Juven (p. 164-168).

CHAPITRE XXIV

Où l’on voit, tel saint Michel terrassant le démon, notre ami Cap avoir raison des plus basses températures.


Le phénomène généralement désigné sous le nom de « froid » provient, neuf fois sur dix, de la température.

Supprimez la cause, vous supprimez l’effet ; d’un abaissement plus ou moins considérable élevez la température, vous serez tout étonné de voir disparaître le froid.

De là, sans doute, cette antique coutume, aussi vieille que le monde, de faire du feu pour se réchauffer.

Rien n’est plus simple que de faire du feu, mais rien, hélas ! n’est aussi coûteux.

Et plus l’humanité vieillira, vous m’entendez bien, plus les combustibles verront leurs prix atteindre les plus hauts sommets des vertigineux tarifs. Ah ! pour les gens frileux, l’avenir s’annonce sous une bien sombre couleur. (Si encore c’était le rouge sombre !)

Est-ce à dire que la situation soit désespérée ?

Non. Mais dès maintenant, mes chers amis, il s’agit de ne plus faire les poires ; il nous faut abandonner le vieux système barbare de chaufferie par combustion de bois, charbon, coke, etc., etc.
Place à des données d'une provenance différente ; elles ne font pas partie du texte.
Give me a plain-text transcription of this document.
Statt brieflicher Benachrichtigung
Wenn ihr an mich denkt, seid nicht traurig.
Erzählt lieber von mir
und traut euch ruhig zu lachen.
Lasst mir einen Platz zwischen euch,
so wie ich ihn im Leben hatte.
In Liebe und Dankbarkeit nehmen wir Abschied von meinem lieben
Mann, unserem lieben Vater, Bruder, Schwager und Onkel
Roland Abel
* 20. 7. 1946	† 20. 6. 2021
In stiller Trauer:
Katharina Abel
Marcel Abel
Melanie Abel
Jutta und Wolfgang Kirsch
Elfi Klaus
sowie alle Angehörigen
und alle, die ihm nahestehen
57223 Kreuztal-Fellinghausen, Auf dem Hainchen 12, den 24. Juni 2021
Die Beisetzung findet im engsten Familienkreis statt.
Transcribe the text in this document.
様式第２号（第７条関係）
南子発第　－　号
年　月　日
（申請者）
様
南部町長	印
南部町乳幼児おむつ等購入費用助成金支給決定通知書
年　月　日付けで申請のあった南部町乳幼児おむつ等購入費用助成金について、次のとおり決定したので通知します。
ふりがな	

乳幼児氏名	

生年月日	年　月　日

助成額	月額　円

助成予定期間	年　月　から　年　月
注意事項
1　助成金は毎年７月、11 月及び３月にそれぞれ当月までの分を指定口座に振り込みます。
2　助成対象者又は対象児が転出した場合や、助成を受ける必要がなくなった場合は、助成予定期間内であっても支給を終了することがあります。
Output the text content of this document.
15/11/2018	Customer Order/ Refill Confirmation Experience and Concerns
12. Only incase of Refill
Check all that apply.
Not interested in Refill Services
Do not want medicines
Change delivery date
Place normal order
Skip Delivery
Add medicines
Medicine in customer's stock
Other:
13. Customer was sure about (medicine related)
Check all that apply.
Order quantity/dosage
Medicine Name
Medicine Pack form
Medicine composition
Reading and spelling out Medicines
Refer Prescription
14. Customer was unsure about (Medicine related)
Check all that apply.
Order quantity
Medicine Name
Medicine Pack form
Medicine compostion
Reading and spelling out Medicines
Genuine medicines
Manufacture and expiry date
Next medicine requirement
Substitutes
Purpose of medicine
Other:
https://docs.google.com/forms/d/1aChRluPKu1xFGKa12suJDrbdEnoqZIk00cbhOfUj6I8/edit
En un mot, sur cette branche comme sur toutes les autres où s’accrochent les mille problèmes de la vie, déterminons-nous, une bonne fois, à nous montrer scientifiques et à, loin des routines ancestrales, mais bien dans le radieux firmament de la véritable civilisation moderne, chercher le flambeau qui nous guide, je ne dis pas au bonheur parfait, puisque le bonheur parfait ne saurait être de ce monde, assure Machin, mais tout modestement, et ce sera encore bien joli, n’est-ce pas ? au confortable. Ouf !

Mais assez de préambule. Arrivons au fait !

. . . . . . . . . . . . . . . . . . . . . . . . .

C’était de nuit ; nous nous trouvions, le Captain Cap et moi, seuls dans un wagon de la ligne de l’Ouest, quand un brave employé changea nos bouillottes.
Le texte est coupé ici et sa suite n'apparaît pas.